Le contraste est d’ailleurs parfois saisissant. À Cordoba, sortir de l’un de ces quartiers huppés et sécurisés nous mène directement dans une zone pauvre de la ville (les terrains y sont plus abordables, évidemment). Murs lézardés, toitures parfois en tôle, saletés, déchets qui jonchent le sol, voitures d’une autre époque… La dureté de l’existence au jour le jour est alors saisissante. Ça aussi, c’est l’Argentine. Tout comme ces toilettes du terminus d’autobus de Buenos Aires, pourtant un bâtiment central de la capitale, où l’on ne trouve bien souvent ni papier, ni siège pour aller sur les cuvettes. A-t-on peur que l’on vole les sièges en question? Poser la question, c’est peut-être y répondre.
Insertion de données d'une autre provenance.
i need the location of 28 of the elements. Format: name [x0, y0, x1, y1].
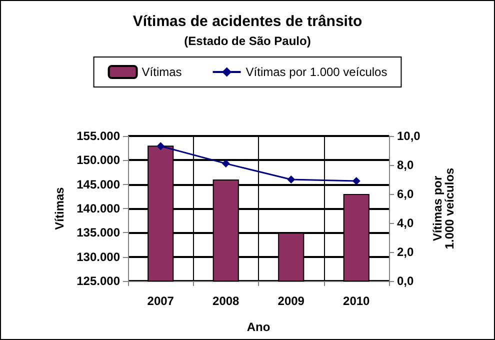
chart-subtitle: (Estado de São Paulo)	[184, 34, 311, 48]
x-axis-title: Ano	[246, 320, 270, 334]
x-tick-label: 2009	[278, 294, 305, 308]
x-tick-label: 2008	[212, 294, 240, 308]
legend-label: Vítimas	[142, 65, 182, 79]
x-tick-label: 2007	[147, 294, 174, 308]
y2-tick-label: 2,0	[397, 245, 414, 259]
y2-tick-label: 6,0	[397, 187, 414, 201]
y2-tick-label: 8,0	[397, 158, 414, 172]
y2-tick-label: 4,0	[397, 216, 414, 230]
point	[156, 142, 165, 150]
y2-tick-label: 0,0	[397, 274, 414, 288]
legend-label: Vítimas por 1.000 veículos	[246, 65, 388, 79]
y-tick-label: 125.000	[76, 274, 120, 288]
point	[287, 176, 296, 184]
y-tick-label: 140.000	[76, 202, 120, 216]
y-tick-label: 145.000	[76, 177, 120, 192]
chart-title: Vítimas de acidentes de trânsito	[132, 13, 362, 30]
y2-axis-title: Vítimas por 1.000 veículos	[430, 167, 456, 250]
x-tick-label: 2010	[343, 294, 370, 308]
y-axis-title: Vítimas	[52, 186, 67, 230]
point	[352, 176, 360, 185]
y-tick-label: 130.000	[76, 250, 120, 264]
y-tick-label: 135.000	[76, 226, 120, 240]
y-tick-label: 150.000	[76, 153, 120, 168]
point	[222, 160, 230, 168]
y-tick-label: 155.000	[76, 129, 120, 143]
y2-tick-label: 10,0	[397, 129, 421, 143]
L’Argentin aime… l’Argentine
Terre de contrastes, des contrastes parfois violents, même… Terre de paysages magnifiques, de gens accueillants, de toutes sortes de moments inoubliables, de découvertes étonnantes, de saveurs inédites. Terre de fierté, aussi; une fierté qui donne parfois l’impression d’être manipulée par l’État, comme avec toutes ces affiches clamant que « les Malouines appartiennent à l’Argentine » – ce qui est vrai, mais va-t-on relancer la guerre, 40 ans plus tard, pour le prouver? –, mais surtout une fierté qui vient des tripes, une fierté venue d’une histoire particulièrement riche, sans compter une fierté qui découle de plusieurs siècles à faire de cette grande bande de terre quelque chose comme un pays.
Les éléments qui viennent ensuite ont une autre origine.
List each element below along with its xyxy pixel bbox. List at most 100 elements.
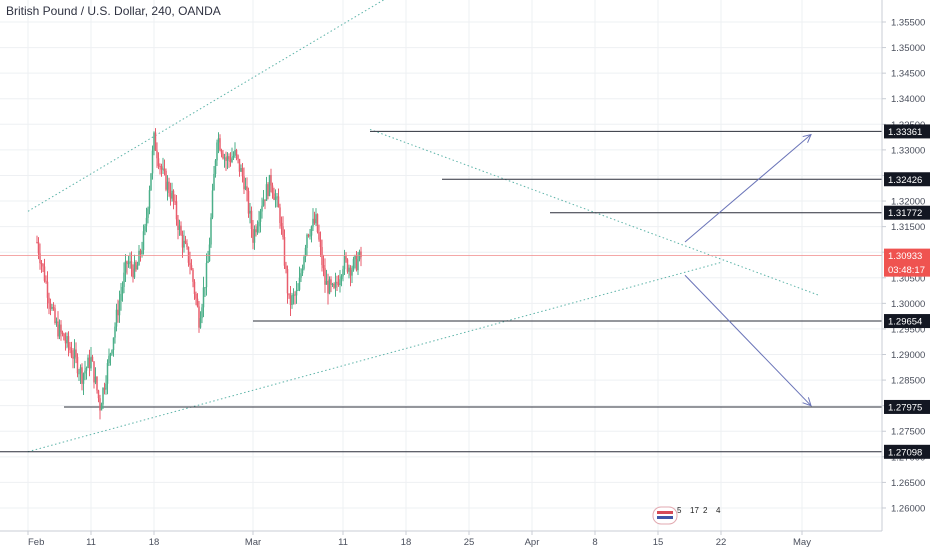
chart-title: British Pound / U.S. Dollar, 240, OANDA [6, 4, 221, 18]
candle-body [129, 261, 131, 264]
candle-body [160, 166, 163, 170]
candle-body [175, 201, 178, 220]
events-badge[interactable]: 5 17 2 4 [652, 506, 721, 525]
level-price-label: 1.32426 [888, 175, 922, 186]
candle-body [250, 210, 253, 230]
candle-body [333, 283, 335, 288]
grid-lines [0, 0, 882, 531]
candle-body [217, 138, 220, 143]
candle-body [42, 264, 44, 267]
candle-body [151, 150, 154, 174]
level-price-tag [884, 314, 930, 329]
candle-body [115, 309, 118, 327]
candle-body [319, 239, 322, 248]
candle-body [271, 185, 274, 194]
candle-body [234, 149, 236, 156]
candle-body [150, 173, 152, 191]
level-price-label: 1.27098 [888, 447, 922, 458]
candle-body [235, 149, 238, 156]
event-count: 2 [703, 506, 708, 515]
candle-body [55, 321, 58, 323]
candle-body [90, 356, 92, 369]
candle-body [61, 332, 64, 334]
candle-body [280, 223, 283, 227]
candle-body [291, 295, 293, 305]
candle-body [265, 184, 268, 201]
candle-body [355, 255, 358, 271]
candle-body [229, 159, 232, 162]
candle-body [189, 262, 191, 266]
candle-body [262, 199, 265, 206]
candle-body [340, 276, 343, 280]
x-tick-label: 25 [464, 537, 475, 548]
candle-body [153, 132, 155, 151]
x-tick-label: 11 [86, 537, 96, 548]
candle-body [286, 269, 289, 294]
candle-body [105, 383, 107, 390]
candle-body [69, 346, 71, 351]
candle-body [313, 218, 316, 224]
candle-body [258, 221, 260, 227]
candle-body [204, 287, 206, 289]
candle-body [96, 376, 98, 391]
y-tick-label: 1.35000 [891, 43, 925, 54]
flag-stripe [657, 511, 673, 514]
candle-body [318, 232, 320, 240]
candle-body [43, 266, 46, 281]
candle-body [99, 398, 101, 411]
candle-body [190, 265, 193, 270]
candle-body [187, 246, 190, 263]
y-tick-label: 1.29500 [891, 324, 925, 335]
y-tick-label: 1.33000 [891, 145, 925, 156]
candlesticks [36, 128, 362, 420]
x-tick-label: Mar [245, 537, 261, 548]
x-tick-label: 22 [716, 537, 727, 548]
candle-body [342, 269, 344, 277]
candle-body [249, 210, 251, 214]
candle-body [259, 211, 262, 222]
candle-body [274, 197, 277, 200]
candle-body [142, 231, 145, 251]
candle-body [172, 190, 175, 202]
candle-body [81, 367, 83, 384]
candle-body [303, 256, 305, 269]
candle-body [232, 155, 235, 158]
candle-body [108, 355, 110, 364]
candle-body [195, 293, 197, 299]
x-tick-label: 15 [653, 537, 664, 548]
candle-body [238, 158, 241, 172]
candle-body [210, 217, 212, 245]
candle-body [171, 190, 173, 199]
candle-body [240, 168, 242, 172]
candle-body [219, 138, 221, 151]
candle-body [309, 235, 311, 237]
candle-body [138, 250, 140, 266]
level-price-tag [884, 399, 930, 414]
candle-body [244, 186, 247, 190]
candle-body [165, 170, 167, 190]
candle-body [57, 321, 59, 337]
candle-body [330, 279, 332, 285]
y-tick-label: 1.26000 [891, 503, 925, 514]
candle-body [120, 293, 122, 301]
level-price-tag [884, 444, 930, 459]
countdown-label: 03:48:17 [888, 265, 925, 276]
candle-body [285, 265, 287, 270]
last-price-label: 1.30933 [888, 251, 922, 262]
candle-body [39, 253, 41, 264]
candle-body [207, 261, 209, 263]
candle-body [360, 251, 362, 258]
candle-body [312, 218, 314, 227]
candle-body [52, 307, 55, 309]
candle-body [352, 259, 355, 271]
candle-body [91, 356, 94, 362]
y-tick-label: 1.32000 [891, 197, 925, 208]
candle-body [222, 153, 224, 159]
candle-body [273, 193, 275, 200]
candle-body [45, 280, 47, 282]
candle-body [268, 175, 271, 197]
candle-body [307, 234, 310, 236]
candle-body [174, 201, 176, 203]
L’Argentin est généralement fier de son pays… ou encore de sa région, d’abord, puis de son pays, ensuite. Fier de gueuler fort, de profiter du bon temps avec ceux qu’il aime, de parvenir à se débrouiller malgré l’adversité, de relever la tête, de gagner le Mondial…
Et il est évident que trois semaines ne suffisent pas pour comprendre l’ensemble de l’esprit argentin. Comprendre ce pays de contrastes, de choix parfois bien étranges aux yeux d’un étranger, ce pays parlant un espagnol bien spécifique prononcé à toute vitesse…
Mais ce qui est certain, c’est que malgré ses défauts, malgré ses décisions sociétales parfois bien surprenantes, l’Argentine est un beau pays. Un pays qui gagne à être découvert, exploré, examiné, compris. Un pays à voir, donc. Même s’il faut se taper une vingtaine d’heures de transport pour s’y rendre en partant de Montréal, escale comprise.